Indian mascots spur new legislation

Indian mascots spur new legislation

The Native American mascot debate is now sparking new state demands and legislation.

The Department of Instruction has ordered the Berlin school district to change their mascot name from Indians to something less rooted in race.

DPI spokesperson Patrick Gasper said it’s too early to know what consequences the district will face, but any school district in violation of a state order to switch its mascot, name, or logo can be fined $100 to $1,000 a day until action is taken.

Under Act 250, as long as a person lives in the school district, they can file a complaint with the DPI. The DPI then reviews the complaint and chooses to dismiss it or take it to a hearing.

Rep. Stephen Nass, R-Whitewater, drafted a bill to put those decisions back in the school board’s control.

“Every school district with an Indian name, logo or mascot will eventually come under fire,” Nass said.

Nass’s proposal was spurred by the Mukwonago school district’s attempts to fight a DPI ruling. He claimed Mukwonago could spend up to $80,000 on the hearings, fighting the process, and potentially changing its mascot.

“The Mukwonago school district and all citizens of Mukwonago do not believe it’s discriminatory. I don’t believe it’s discriminatory,” Nass said. “And there is a difference, there is a difference.”

Rachel Byington is a Wisconsin Indian Education Association representative. She said there is no excuse, historical or otherwise, for what she sees as discriminating mascots.

“It reduces native people to a stereotype, and that’s how people see us,” Byington said.

Byington said she wants all Wisconsin school districts to drop Native American references in their names. She added that the state process makes keeping local school board members and complainants safe from backlash from other community members.

“We find this offensive and we want it to end, and for people to keep saying, well we’re honoring you, but yet the people say we don’t feel it’s an honor, there’s a real mismatch in cultural understanding,” Byington said.

Four complaints have been filed since 2010 when the process was signed into law.

Indian mascots spur new legislation

The Berlin district went to hearing in August 2011 and was ordered to change its mascot. A lawsuit brought on by a private company was just dismissed, prompting the state’s latest demands to switch the name and logo.
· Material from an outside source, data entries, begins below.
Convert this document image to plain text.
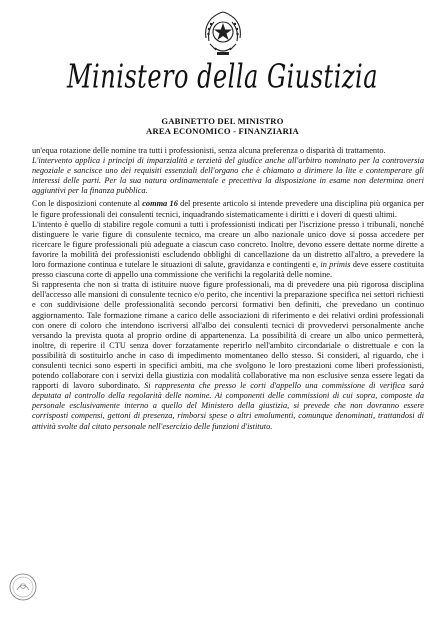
Ministero della Giustizia
GABINETTO DEL MINISTRO
AREA ECONOMICO - FINANZIARIA

un'equa rotazione delle nomine tra tutti i professionisti, senza alcuna preferenza o disparità di trattamento.

L'intervento applica i principi di imparzialità e terzietà del giudice anche all'arbitro nominato per la controversia negoziale e sancisce uno dei requisiti essenziali dell'organo che è chiamato a dirimere la lite e contemperare gli interessi delle parti. Per la sua natura ordinamentale e precettiva la disposizione in esame non determina oneri aggiuntivi per la finanza pubblica.

Con le disposizioni contenute al comma 16 del presente articolo si intende prevedere una disciplina più organica per le figure professionali dei consulenti tecnici, inquadrando sistematicamente i diritti e i doveri di questi ultimi.

L'intento è quello di stabilire regole comuni a tutti i professionisti indicati per l'iscrizione presso i tribunali, nonché distinguere le varie figure di consulente tecnico, ma creare un albo nazionale unico dove si possa accedere per ricercare le figure professionali più adeguate a ciascun caso concreto. Inoltre, devono essere dettate norme dirette a favorire la mobilità dei professionisti escludendo obblighi di cancellazione da un distretto all'altro, a prevedere la loro formazione continua e tutelare le situazioni di salute, gravidanza e contingenti e, in primis deve essere costituita presso ciascuna corte di appello una commissione che verifichi la regolarità delle nomine.

Si rappresenta che non si tratta di istituire nuove figure professionali, ma di prevedere una più rigorosa disciplina dell'accesso alle mansioni di consulente tecnico e/o perito, che incentivi la preparazione specifica nei settori richiesti e con suddivisione delle professionalità secondo percorsi formativi ben definiti, che prevedano un continuo aggiornamento. Tale formazione rimane a carico delle associazioni di riferimento e dei relativi ordini professionali con onere di coloro che intendono iscriversi all'albo dei consulenti tecnici di provvedervi personalmente anche versando la prevista quota al proprio ordine di appartenenza. La possibilità di creare un albo unico permetterà, inoltre, di reperire il CTU senza dover forzatamente reperirlo nell'ambito circondariale o distrettuale e con la possibilità di sostituirlo anche in caso di impedimento momentaneo dello stesso. Si consideri, al riguardo, che i consulenti tecnici sono esperti in specifici ambiti, ma che svolgono le loro prestazioni come liberi professionisti, potendo collaborare con i servizi della giustizia con modalità collaborative ma non esclusive senza essere legati da rapporti di lavoro subordinato. Si rappresenta che presso le corti d'appello una commissione di verifica sarà deputata al controllo della regolarità delle nomine. Ai componenti delle commissioni di cui sopra, composte da personale esclusivamente interno a quello del Ministero della giustizia, si prevede che non dovranno essere corrisposti compensi, gettoni di presenza, rimborsi spese o altri emolumenti, comunque denominati, trattandosi di attività svolte dal citato personale nell'esercizio delle funzioni d'istituto.
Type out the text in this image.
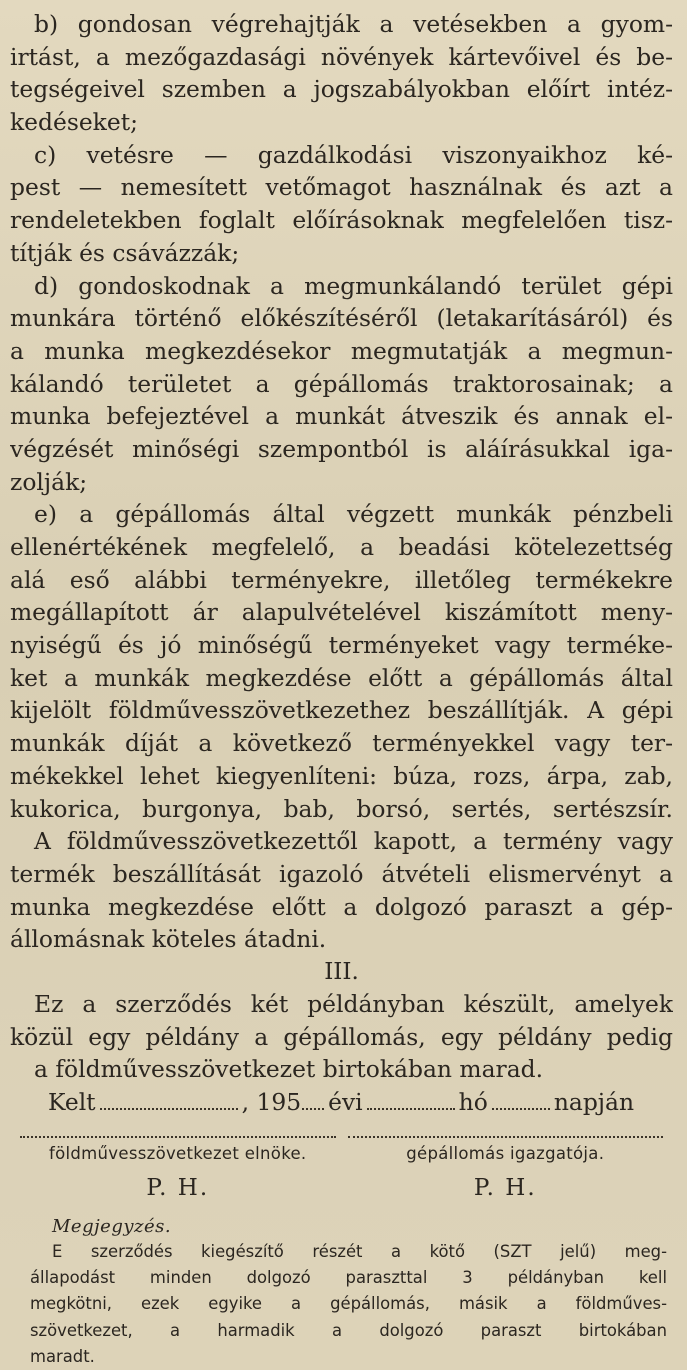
b) gondosan végrehajtják a vetésekben a gyom-
irtást, a mezőgazdasági növények kártevőivel és be-
tegségeivel szemben a jogszabályokban előírt intéz-
kedéseket;
c) vetésre — gazdálkodási viszonyaikhoz ké-
pest — nemesített vetőmagot használnak és azt a
rendeletekben foglalt előírásoknak megfelelően tisz-
títják és csávázzák;
d) gondoskodnak a megmunkálandó terület gépi
munkára történő előkészítéséről (letakarításáról) és
a munka megkezdésekor megmutatják a megmun-
kálandó területet a gépállomás traktorosainak; a
munka befejeztével a munkát átveszik és annak el-
végzését minőségi szempontból is aláírásukkal iga-
zolják;
e) a gépállomás által végzett munkák pénzbeli
ellenértékének megfelelő, a beadási kötelezettség
alá eső alábbi terményekre, illetőleg termékekre
megállapított ár alapulvételével kiszámított meny-
nyiségű és jó minőségű terményeket vagy terméke-
ket a munkák megkezdése előtt a gépállomás által
kijelölt földművesszövetkezethez beszállítják. A gépi
munkák díját a következő terményekkel vagy ter-
mékekkel lehet kiegyenlíteni: búza, rozs, árpa, zab,
kukorica, burgonya, bab, borsó, sertés, sertészsír.
A földművesszövetkezettől kapott, a termény vagy
termék beszállítását igazoló átvételi elismervényt a
munka megkezdése előtt a dolgozó paraszt a gép-
állomásnak köteles átadni.
III.
Ez a szerződés két példányban készült, amelyek
közül egy példány a gépállomás, egy példány pedig
a földművesszövetkezet birtokában marad.
Kelt	, 195 évi	hó	napján
földművesszövetkezet elnöke.
P. H.
gépállomás igazgatója.
P. H.
Megjegyzés.
E szerződés kiegészítő részét a kötő (SZT jelű) meg-
állapodást minden dolgozó paraszttal 3 példányban kell
megkötni, ezek egyike a gépállomás, másik a földműves-
szövetkezet, a harmadik a dolgozó paraszt birtokában
maradt.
Mukwonago’s school district also went to hearing in August 2010. The Indians were ordered to change their mascot, but Nass said the district has been fighting that since the decision was made.
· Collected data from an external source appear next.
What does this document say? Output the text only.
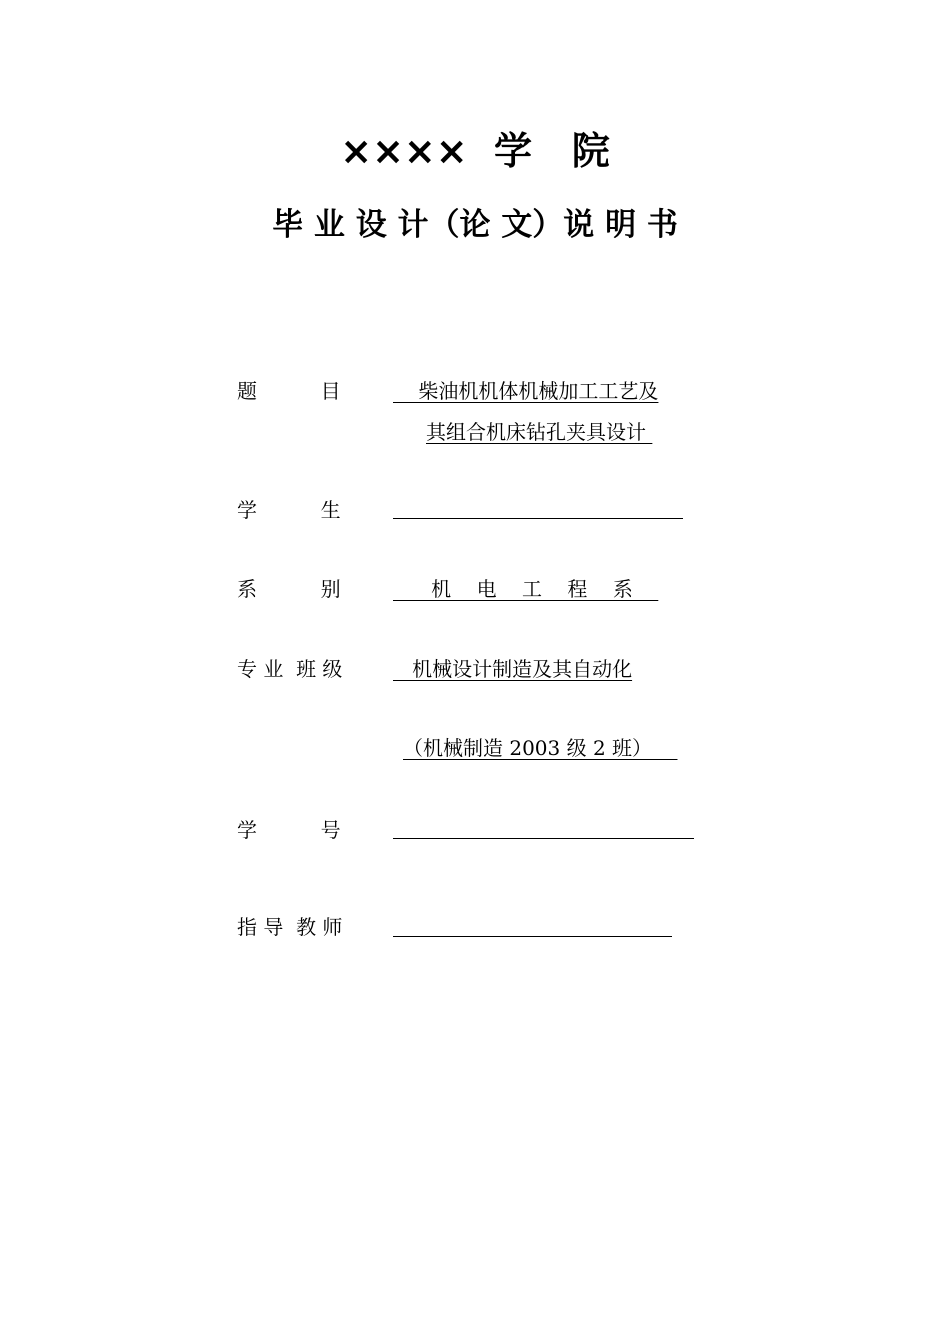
××××  学   院
毕 业 设 计（论 文）说 明 书
题          目	柴油机机体机械加工工艺及
其组合机床钻孔夹具设计
学          生
系          别	机    电    工    程    系
专 业  班 级	机械设计制造及其自动化
（机械制造 2003 级 2 班）
学          号
指 导  教 师
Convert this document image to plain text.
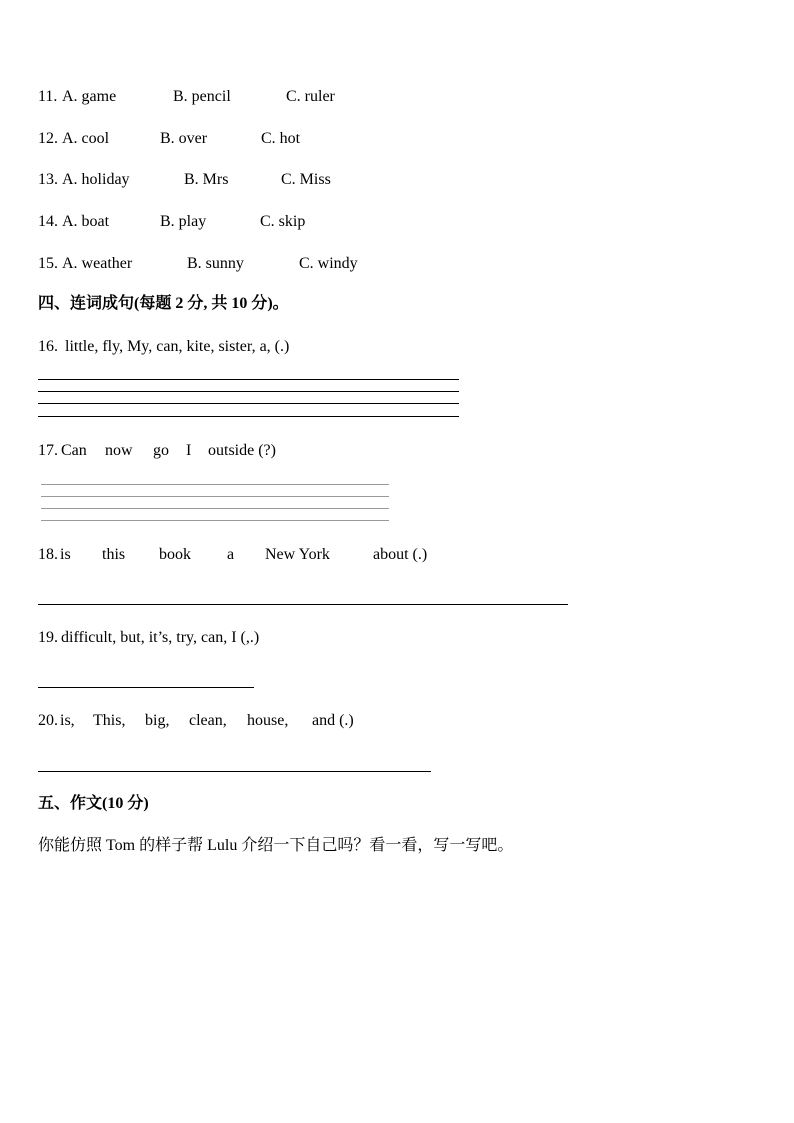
11. A. game	B. pencil	C. ruler
12. A. cool	B. over	C. hot
13. A. holiday	B. Mrs	C. Miss
14. A. boat	B. play	C. skip
15. A. weather	B. sunny	C. windy
四、连词成句(每题 2 分, 共 10 分)。
16. little, fly, My, can, kite, sister, a, (.)
17. Can now go I outside (?)
18. is this book a New York	about (.)
19. difficult, but, it’s, try, can, I (,.)
20. is, This, big, clean, house, and (.)
五、作文(10 分)
你能仿照 Tom 的样子帮 Lulu 介绍一下自己吗？看一看，写一写吧。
Osseo-Fairchild was ordered to change its name after a hearing in June 2010. That district went from the Chieftains to the Thunder the next year.

A complaint was filed in Kewaunee in July 2010, but the district voluntarily changed its name from the Indians to the Storm. The hearing was cancelled as a result.

Other districts have made voluntary changes. For instance, Poynette went from the Indians to the Pumas. Waunakee’s students are still the Warriors, but the superintendent said the district is using more W’s to represent their schools rather than Native American images.

More than 30 districts still maintain mascots, names, or logos referencing Native Americans, like the Fort Atkinson Blackhawks and Wisconsin Dells Chiefs.